I also remember going up the many flights of steps to the top floor of the Boston Public Library to see the murals there by John Singer Sargent.I think I went there with Gammell, but I am not sure. Forgotten at that time, Sargent had worked years to create them. They are more valued today. In those days Sargent was only being rehabilitated. it is hard to imagine that as recently as the nineteen sixties he had been dismissed as old fashioned, and an artist of empty technique, by a society that preferred Maurice Utrillo. There were only a few Sargents around I could see, but the daughters of Edmund Boit was hung on a stairway in the Boston Museum. Of course there was also the enormous and magnificent El Jaleo and a few others over at the Isabella Stuart Gardner museum.
Here is a shot of the Sargent murals which are now drawing visitors to what was once a forgotten corner of Boston history. The murals are a history of religion and full of religious symbols from the middle east. The back wall called the frieze of the prophets was much reproduced and admired when first hung the murals. here that is.....
and here is another portion of the murals, The Israelites oppressed.
Gammell who was so irate at the neglect of the forgotten murals would be pleased to know they are increasingly valued and visited today. My kids when showing their friends from away around Boston, always proudly include the Sargent murals in the tour.

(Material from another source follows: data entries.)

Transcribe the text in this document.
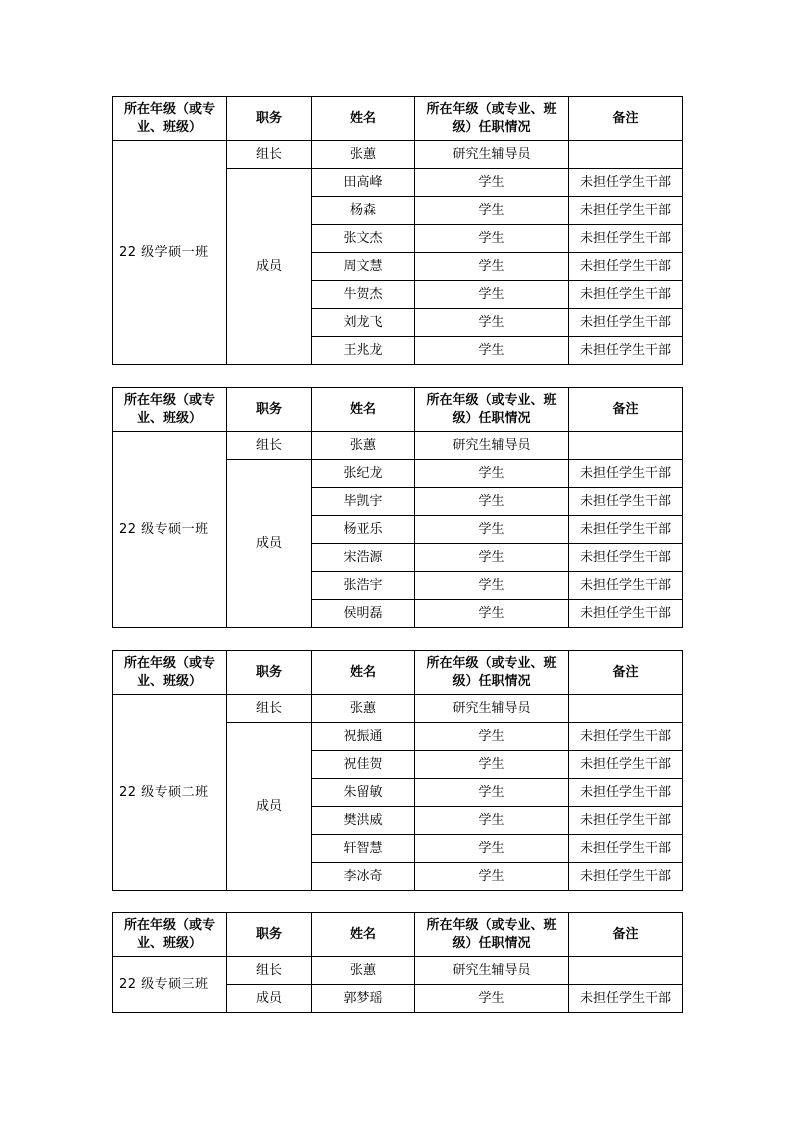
所在年级（或专
业、班级）	职务	姓名	所在年级（或专业、班
级）任职情况	备注
22 级学硕一班	组长	张蕙	研究生辅导员	
	成员	田高峰	学生	未担任学生干部
		杨森	学生	未担任学生干部
		张文杰	学生	未担任学生干部
		周文慧	学生	未担任学生干部
		牛贺杰	学生	未担任学生干部
		刘龙飞	学生	未担任学生干部
		王兆龙	学生	未担任学生干部
所在年级（或专
业、班级）	职务	姓名	所在年级（或专业、班
级）任职情况	备注
22 级专硕一班	组长	张蕙	研究生辅导员	
	成员	张纪龙	学生	未担任学生干部
		毕凯宇	学生	未担任学生干部
		杨亚乐	学生	未担任学生干部
		宋浩源	学生	未担任学生干部
		张浩宇	学生	未担任学生干部
		侯明磊	学生	未担任学生干部
所在年级（或专
业、班级）	职务	姓名	所在年级（或专业、班
级）任职情况	备注
22 级专硕二班	组长	张蕙	研究生辅导员	
	成员	祝振通	学生	未担任学生干部
		祝佳贺	学生	未担任学生干部
		朱留敏	学生	未担任学生干部
		樊洪威	学生	未担任学生干部
		轩智慧	学生	未担任学生干部
		李冰奇	学生	未担任学生干部
所在年级（或专
业、班级）	职务	姓名	所在年级（或专业、班
级）任职情况	备注
22 级专硕三班	组长	张蕙	研究生辅导员	
	成员	郭梦瑶	学生	未担任学生干部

A woman I had known years before in Minnesota came to visit me one week, bringing with her a friend named Bonney who I was quite taken with. She was a witty, hip and pale blonde built like Jean Harlow. We began a telephone and letter writing romance after she left again for Minnesota, and I began to feel that I was living an altogether too austere a life far from where I had been raised. This lead me to a decision, that looking back, was probably not a good one, at least from an artistic standpoint. I decided to return to Minnesota.